Cash-strapped police officers are having to use food banks to feed their families as the cost of living crisis continues to do damage.
Despite a recent £1,900 flat wage increase across all police ranks in England and Wales, the national chair of the Police Federation Steve Hartshorn says thousands of officers are fighting poverty as well as crime.
Mr Hartshorn, who has just stepped into the new role, says some officers can’t afford the cost of travelling to work while others have been going to food banks just to get enough to eat for their families.
In his first interview in his new role, Mr Hartshorn told 5 News that “some people can’t afford to physically fuel the car up to get to work”.
He added: “We’ve got anecdotal accounts of officers taking food vouchers, going to food banks to get food. Some of my colleagues are generally worried about paying the bills”.
“It’s the perfect storm really, we’ve had the summer of discontent and my fear for the cost of living crisis, it could actually turn into the winter of discontent and make it far worse”.
Mr Hartshorn has taken one of the most influential roles in policing at a time when public trust in the service has been seriously harmed by cases such as Wayne Couzens as well as others.
Just yesterday it was reported that the Metropolitan Police is being investigated for strip-searching more children.
Two 16-year-old boys were strip-searched in custody without an adult present, said the force.
The searches took place at Ilford Police Station in January 2020 and Bethnal Green Police Station in October 2020.
The two incidents are now being probed by the Independent Office for Police Conduct (IOPC), after the force referred 11 separate strip-searches of minors to the watchdog.
Those referrals were made in addition to three other strip searches that are being investigated, relating to ‘Child Q’, ‘Child A’ and ‘Child X’ (also known as ‘Olivia’).
Speaking to correspondent Julian Druker in reference to the Couzens case, Mr Hartshorn continued: “That was a particularly horrible set of circumstances, not least for the family involved.
“And we need to restore confidence in policing for everybody.
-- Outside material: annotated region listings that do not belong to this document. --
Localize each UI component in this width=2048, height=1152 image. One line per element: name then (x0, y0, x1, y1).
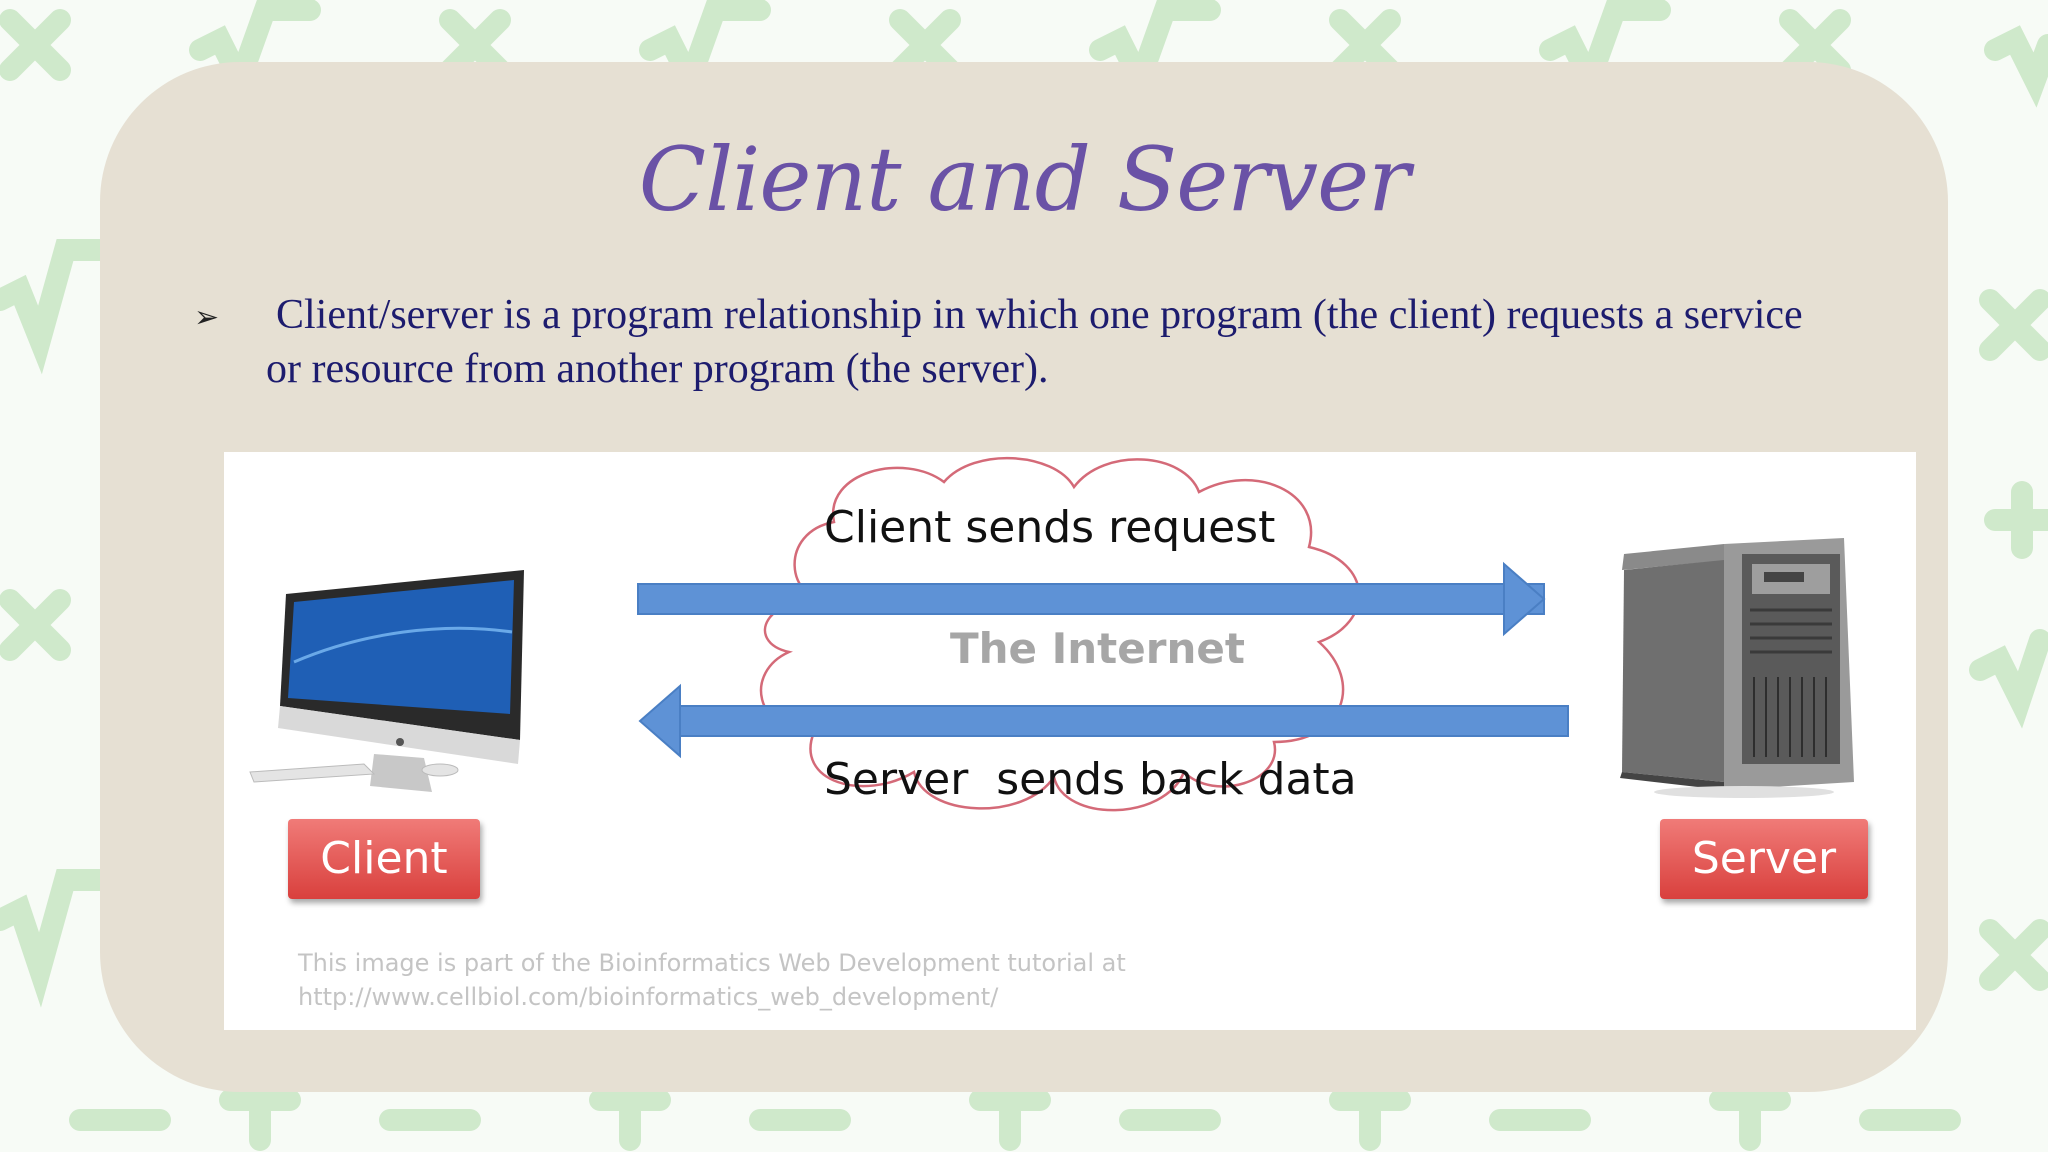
image-credit-caption: This image is part of the Bioinformatics… (298, 946, 1126, 1014)
slide-title: Client and Server (638, 128, 1410, 231)
request-label: Client sends request (824, 502, 1276, 553)
request-arrow (637, 561, 1546, 637)
response-label: Server sends back data (824, 754, 1357, 805)
server-label-box: Server (1660, 819, 1868, 899)
caption-line-2: http://www.cellbiol.com/bioinformatics_w… (298, 983, 999, 1011)
bullet-arrow-icon: ➢ (194, 300, 220, 335)
response-arrow (638, 683, 1569, 759)
bullet-text: Client/server is a program relationship … (266, 292, 1803, 392)
caption-line-1: This image is part of the Bioinformatics… (298, 949, 1126, 977)
client-label-box: Client (288, 819, 480, 899)
tower-server-icon (1620, 538, 1854, 798)
imac-computer-icon (249, 570, 524, 792)
client-server-diagram: Client sends request The Internet Server… (224, 452, 1916, 1030)
internet-label: The Internet (950, 624, 1245, 673)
And if the public could understand that, yes, there are wrong people out there, but we arrest our own, we deal with them. We put them in prison and that’s the right place for them to be.”
The Home Office said this autumn’s pay increase reflects the contribution made by police.
All police officers will get a £1,900 salary uplift whatever their rank, equivalent to a five per cent overall pay award, the Home Office say.
The pay award is equivalent to five per cent overall, and will be targeted at those on the lowest pay points to provide them with an uplift of up to 8.8 per cent, and between 0.6 per cent and 1.8 per cent for those on the highest pay points.
The Police Constable Degree Apprentice minimum starting salary will also be raised to £23,556 from September 1.
The Police Federation said it was a “small first step” to repairing relationships between the UK Government and police officers.
Steve Hartshorn added: “Officers have already faced two years of a blanket pay freeze, a 20 per cent real terms pay cut since 2010, and now huge additional cost-of-living pressures.
“The average five per cent settlement announced today is still below inflation, and PFEW believe that the Government “still has a long way to go” to demonstrate they’re treating officers with the dignity and respect they deserve, this is only a small first step forward in regaining their trust.
It is disappointing that the pay increase is not good news for all officers, negatively affecting those in higher ranks.”